The lobby was empty, with the exception of a bot with a rubbery face and permanent smile stationed behind a long counter, and another bell-shaped one buzzing across the floor to collect lint and dust.
As the guards wound me through the halls of GenH1, the muscles in my legs became sore and stiff, making it hard not to drag my feet as we rounded the corner and ended at Dr. Little’s office. He was the last person I wanted to see.
“We’re not used to defiance,” he said through a yawn after the door slid closed behind me. “You had us fooled, Miss Dannacher. You’re stronger and more physically capable than you led us to believe. I don’t like to be fooled, or awakened at three in the morning.”

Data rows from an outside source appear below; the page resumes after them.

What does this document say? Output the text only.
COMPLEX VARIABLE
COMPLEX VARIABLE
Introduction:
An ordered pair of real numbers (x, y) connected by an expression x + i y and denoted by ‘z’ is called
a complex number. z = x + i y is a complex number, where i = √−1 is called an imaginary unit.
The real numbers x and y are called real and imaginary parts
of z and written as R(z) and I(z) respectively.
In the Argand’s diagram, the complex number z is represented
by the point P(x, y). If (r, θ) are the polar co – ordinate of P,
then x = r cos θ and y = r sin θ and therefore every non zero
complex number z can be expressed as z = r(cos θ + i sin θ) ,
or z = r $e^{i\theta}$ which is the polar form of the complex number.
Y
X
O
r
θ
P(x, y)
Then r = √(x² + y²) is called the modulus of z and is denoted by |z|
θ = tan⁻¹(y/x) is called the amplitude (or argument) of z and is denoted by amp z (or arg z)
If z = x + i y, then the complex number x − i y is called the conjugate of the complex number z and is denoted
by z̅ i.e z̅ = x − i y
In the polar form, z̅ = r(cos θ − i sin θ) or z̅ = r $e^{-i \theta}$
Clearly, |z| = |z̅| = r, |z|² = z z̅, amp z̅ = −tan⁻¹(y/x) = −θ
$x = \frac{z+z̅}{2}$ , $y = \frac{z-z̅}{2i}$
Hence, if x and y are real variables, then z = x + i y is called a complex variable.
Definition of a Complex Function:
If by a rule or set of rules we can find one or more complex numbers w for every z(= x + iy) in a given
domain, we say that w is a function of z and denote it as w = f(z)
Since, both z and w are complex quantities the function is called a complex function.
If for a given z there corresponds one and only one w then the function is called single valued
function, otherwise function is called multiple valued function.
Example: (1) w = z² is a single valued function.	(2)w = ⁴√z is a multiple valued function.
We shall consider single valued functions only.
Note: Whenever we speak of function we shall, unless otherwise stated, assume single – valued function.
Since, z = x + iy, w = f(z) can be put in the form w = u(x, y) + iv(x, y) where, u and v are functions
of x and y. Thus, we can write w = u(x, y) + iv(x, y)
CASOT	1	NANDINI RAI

“I’m sorry I ruined your beauty sleep. You need all you can get,” I smirked, twisting my hands against the electric cuffs.
“We can’t afford to have anything happen to you. If you hadn’t triggered a pedestrian warning system with your L-Band,
you wouldn’t be here with us today.”
Oh, lucky me. “Can you at least take these cuffs off now? I won’t run away again. I promise,” I huffed as I crossed my fingers and bit my bottom lip; my only real promise was not to cry in front of Dr. Little.
He nodded, and in the next second, the electrified beam disappeared with a touch from one of the guards. I let my arms drop to my sides and sucked in a deep breath.
“No need to promise. You won’t be leaving us again. The proper adjustments have been made to your L-Band. The tier four techs were careless. Not being privy to the project, they equated your condition to that of a comatose invalid and set your L-Band accordingly. They’ll be punished with a decrease in pay.”
Dr. Little rested his hands on his desk and interlocked his fingers, his eyes burning into mine.
“Are we done here?” I asked, shifting my gaze away from his. From over his shoulder, I saw a rectangular glass case about a foot-and-a-half tall, positioned vertically over a strange object centered on a wooden base. Chipped from gray stone, the object stood just over a foot tall. It didn’t take me long to recognize what it was.
“I see that you’re admiring Claus,” he said.
“Claus?”
“That’s what I like to call him. He’s over eight—”
“Thousand years old. I know all about him.”
“Then I’m sure you’d like to hold him. I rarely take him out of his home, but since you promised to never run away again,” he said sarcastically, “I think I’ll make an exception.”
I didn’t answer but watched as his fingers fumbled to lift the glass case and remove the object from his so-called home.
Claus was a fertility idol, a male fertility idol, which made it extremely rare. It was discovered in Germany shortly before I left 2022, hence Dr. Little’s German name for him. Officially, he’s known as the Man of Zschernitz, named for the town near which he was found.